Die Fernstraße führte von Falludscha über Hit und Rutbah, weiter bis Jordanien oder Syrien.
In Abu Ghraib unterfuhren wir eine Fußgängerbrücke. Ohne sie hätte das Überqueren der Straße für die Fußgänger einen täglichen Überlebenskampf bedeutet. Es wäre schlicht selbstmörderisch gewesen, diese Straße an anderer Stelle zu passieren.
Auf der gegenüberliegenden Straßenseite befand sich die Zufahrt zu einem riesigen Parkplatz, auf dem mehrere hundert Trucks und Lkw standen. Dieser Platz war ein Zollparkplatz von unübersehbarer Größe. Den Fahrern blieb es nicht erspart geduldig zu warten, bis ihre Fahrzeuge endlich kontrolliert, abgefertigt und für die Weiterfahrt freigegeben wurden.
Bei manchen dauerte das Wochen, es sei denn, die Fahrer konnten das nötige „Schmiermittel“ einsetzen, um die Zöllner in Bewegung zu bringen. Bestechung war bei den meisten Behörden im Irak nämlich das A und O und deshalb auch völlige legitime Praxis.
Wir bekamen das später manchmal auf den Baustellen zu spüren, wenn unsere dringend erwarteten Materialtrailer auf den jeweiligen Parkplätzen standen und erst ein saftiges Handgeld die sofortige Freigabe ermöglichte.
Mancher hohe Zollbeamte fuhr einen von unserer Firma „gesponserten“ Toyota Corolla, wenn zum Beispiel in Basra ein Schiff mit unseren Materialcollies auf Reede lag und die dringend benötigte Ladung sonst nicht kurzfristig gelöscht wurde.
Einige hundert Meter hinter dem Parkplatz standen auf einem riesigen Arial riesenhafte rot-weiße Sendemasten, die mit armdicken Stahlseilen mehrfach abgespannt und an allen vier Seiten durch Flakstellungen gesichert wurden.
Nach ein paar Kilometern verlief die Straße dann nach links, zu unserer Flughafenbaustelle. Dort standen einige Bauwagen und Baucontainer für die Arbeitskräfte, versehen mit Klimaanlagen und Kühlschränken.
Ein deutscher Monteur sorgte dafür, dass immer ausreichend Kaltgetränke für die Kollegen zur Verfügung standen, obendrein betreute er das Materiallager.
Die Getränke brachten die Busse aus Bagdad mit, zahlreiche Kästen Cola, Wasser und Seven Up aber auch einen süßen Fruchtsaft, der wegen seiner gelbroten Farbe von uns „Möhre“ genannt wurde.

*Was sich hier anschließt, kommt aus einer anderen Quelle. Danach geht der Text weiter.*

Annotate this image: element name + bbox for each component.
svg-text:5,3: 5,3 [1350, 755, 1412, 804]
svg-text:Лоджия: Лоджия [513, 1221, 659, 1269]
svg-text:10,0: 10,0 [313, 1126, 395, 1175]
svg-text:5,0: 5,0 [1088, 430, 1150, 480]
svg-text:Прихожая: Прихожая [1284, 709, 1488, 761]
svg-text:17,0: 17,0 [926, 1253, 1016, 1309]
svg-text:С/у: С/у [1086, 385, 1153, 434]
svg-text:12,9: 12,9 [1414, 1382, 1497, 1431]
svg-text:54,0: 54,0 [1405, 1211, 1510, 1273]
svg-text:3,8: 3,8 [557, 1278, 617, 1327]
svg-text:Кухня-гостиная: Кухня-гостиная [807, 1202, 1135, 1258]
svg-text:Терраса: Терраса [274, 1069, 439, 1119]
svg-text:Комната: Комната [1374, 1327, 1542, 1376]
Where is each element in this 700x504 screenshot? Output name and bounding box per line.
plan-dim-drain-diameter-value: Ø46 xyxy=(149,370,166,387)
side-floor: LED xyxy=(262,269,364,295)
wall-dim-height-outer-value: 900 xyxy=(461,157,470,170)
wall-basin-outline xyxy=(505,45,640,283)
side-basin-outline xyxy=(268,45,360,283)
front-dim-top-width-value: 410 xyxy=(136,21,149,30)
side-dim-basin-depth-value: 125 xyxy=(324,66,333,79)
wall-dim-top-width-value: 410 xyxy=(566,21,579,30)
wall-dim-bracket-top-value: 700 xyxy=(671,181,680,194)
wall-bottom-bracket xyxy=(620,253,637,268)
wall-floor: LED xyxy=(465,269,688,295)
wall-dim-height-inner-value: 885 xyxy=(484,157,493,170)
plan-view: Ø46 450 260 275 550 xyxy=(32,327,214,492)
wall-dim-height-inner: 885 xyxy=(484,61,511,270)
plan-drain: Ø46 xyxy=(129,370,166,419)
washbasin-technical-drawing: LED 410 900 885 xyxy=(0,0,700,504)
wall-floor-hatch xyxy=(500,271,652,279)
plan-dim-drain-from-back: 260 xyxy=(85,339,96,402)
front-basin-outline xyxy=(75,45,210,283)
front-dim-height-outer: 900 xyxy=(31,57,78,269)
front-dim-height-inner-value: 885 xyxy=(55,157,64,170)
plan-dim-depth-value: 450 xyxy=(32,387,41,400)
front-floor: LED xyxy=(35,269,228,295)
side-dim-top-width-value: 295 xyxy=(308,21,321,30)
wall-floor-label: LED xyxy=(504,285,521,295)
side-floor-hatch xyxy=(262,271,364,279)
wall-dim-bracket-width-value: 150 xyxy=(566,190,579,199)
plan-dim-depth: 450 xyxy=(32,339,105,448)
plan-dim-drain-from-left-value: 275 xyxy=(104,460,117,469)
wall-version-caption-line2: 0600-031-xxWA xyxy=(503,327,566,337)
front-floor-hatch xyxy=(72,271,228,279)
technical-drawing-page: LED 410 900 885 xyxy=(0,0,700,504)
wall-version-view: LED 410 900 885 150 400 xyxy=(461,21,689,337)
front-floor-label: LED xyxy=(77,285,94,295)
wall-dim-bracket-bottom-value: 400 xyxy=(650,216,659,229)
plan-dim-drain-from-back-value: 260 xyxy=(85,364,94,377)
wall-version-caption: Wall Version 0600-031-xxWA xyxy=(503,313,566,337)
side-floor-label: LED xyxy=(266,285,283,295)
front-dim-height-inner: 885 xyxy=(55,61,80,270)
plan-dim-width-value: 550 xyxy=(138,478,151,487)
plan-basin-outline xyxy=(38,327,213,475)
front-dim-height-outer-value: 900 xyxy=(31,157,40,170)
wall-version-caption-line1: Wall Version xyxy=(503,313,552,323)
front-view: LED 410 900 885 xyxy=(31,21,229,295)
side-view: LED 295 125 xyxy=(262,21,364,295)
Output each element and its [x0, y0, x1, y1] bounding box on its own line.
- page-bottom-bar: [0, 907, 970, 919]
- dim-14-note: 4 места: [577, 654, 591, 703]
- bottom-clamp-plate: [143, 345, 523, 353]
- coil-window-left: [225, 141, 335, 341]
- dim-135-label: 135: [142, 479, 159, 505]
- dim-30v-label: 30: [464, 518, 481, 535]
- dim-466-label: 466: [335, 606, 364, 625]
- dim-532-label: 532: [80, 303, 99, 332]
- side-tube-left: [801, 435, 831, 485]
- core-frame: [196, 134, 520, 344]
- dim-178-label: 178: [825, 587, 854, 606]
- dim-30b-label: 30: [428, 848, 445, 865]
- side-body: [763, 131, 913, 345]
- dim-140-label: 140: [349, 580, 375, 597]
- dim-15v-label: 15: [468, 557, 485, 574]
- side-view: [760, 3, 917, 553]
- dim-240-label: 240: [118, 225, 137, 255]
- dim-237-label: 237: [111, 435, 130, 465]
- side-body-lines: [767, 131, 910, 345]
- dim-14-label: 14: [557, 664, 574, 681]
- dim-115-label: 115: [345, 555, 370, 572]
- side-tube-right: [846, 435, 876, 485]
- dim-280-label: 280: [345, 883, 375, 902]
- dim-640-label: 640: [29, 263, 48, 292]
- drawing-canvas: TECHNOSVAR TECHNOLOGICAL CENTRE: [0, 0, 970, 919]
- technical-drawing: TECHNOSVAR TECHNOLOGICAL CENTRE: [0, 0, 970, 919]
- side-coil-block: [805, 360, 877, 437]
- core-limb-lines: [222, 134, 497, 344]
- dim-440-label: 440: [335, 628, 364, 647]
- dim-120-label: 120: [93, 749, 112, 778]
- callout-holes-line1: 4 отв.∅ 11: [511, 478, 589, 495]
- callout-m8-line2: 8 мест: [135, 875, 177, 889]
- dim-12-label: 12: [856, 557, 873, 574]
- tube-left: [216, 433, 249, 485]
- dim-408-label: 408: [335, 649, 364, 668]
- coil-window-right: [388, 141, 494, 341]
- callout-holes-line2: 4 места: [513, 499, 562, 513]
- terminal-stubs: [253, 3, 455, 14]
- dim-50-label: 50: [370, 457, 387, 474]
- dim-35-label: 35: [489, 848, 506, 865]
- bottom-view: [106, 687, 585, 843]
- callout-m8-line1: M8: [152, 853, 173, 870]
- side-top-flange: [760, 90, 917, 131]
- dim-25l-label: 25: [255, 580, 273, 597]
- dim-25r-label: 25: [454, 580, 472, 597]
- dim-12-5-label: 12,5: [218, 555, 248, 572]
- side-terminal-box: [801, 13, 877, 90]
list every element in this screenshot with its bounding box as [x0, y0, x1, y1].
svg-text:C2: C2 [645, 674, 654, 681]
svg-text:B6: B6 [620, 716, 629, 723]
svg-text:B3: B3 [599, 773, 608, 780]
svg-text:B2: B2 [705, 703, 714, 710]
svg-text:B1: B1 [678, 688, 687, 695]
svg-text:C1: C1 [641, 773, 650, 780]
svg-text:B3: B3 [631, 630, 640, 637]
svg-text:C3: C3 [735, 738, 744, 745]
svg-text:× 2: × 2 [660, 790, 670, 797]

Außerdem gab es noch einige Thermokübel mit kaltem Tee.
Zum Betreiben unserer Geräte und zur Versorgung der Baustelle mit Strom liefen den ganzen Tag über Notstromaggregate. Bei den Aggregaten handelte es sich um leistungsstarke, mit Wasser gekühlte Dieselmotoren, die den gesamten Arbeitstag mit voller Leistung liefen. Kraftstoff sparen brauchte man nicht, den gab es in diesem Land im Überfluss und zu geringsten Preisen. Eine Limo oder Cola an der Straßenecke kostete das Fünffache eines Liters Benzin oder Diesel.
Von Zeit zu Zeit kam ein Tankwagen unserer Firma auf die Baustelle, der unsere Tankfässer vor Ort befüllte. Der Fahrer betreute alle Baustellen im Irak und hatte gut zu tun.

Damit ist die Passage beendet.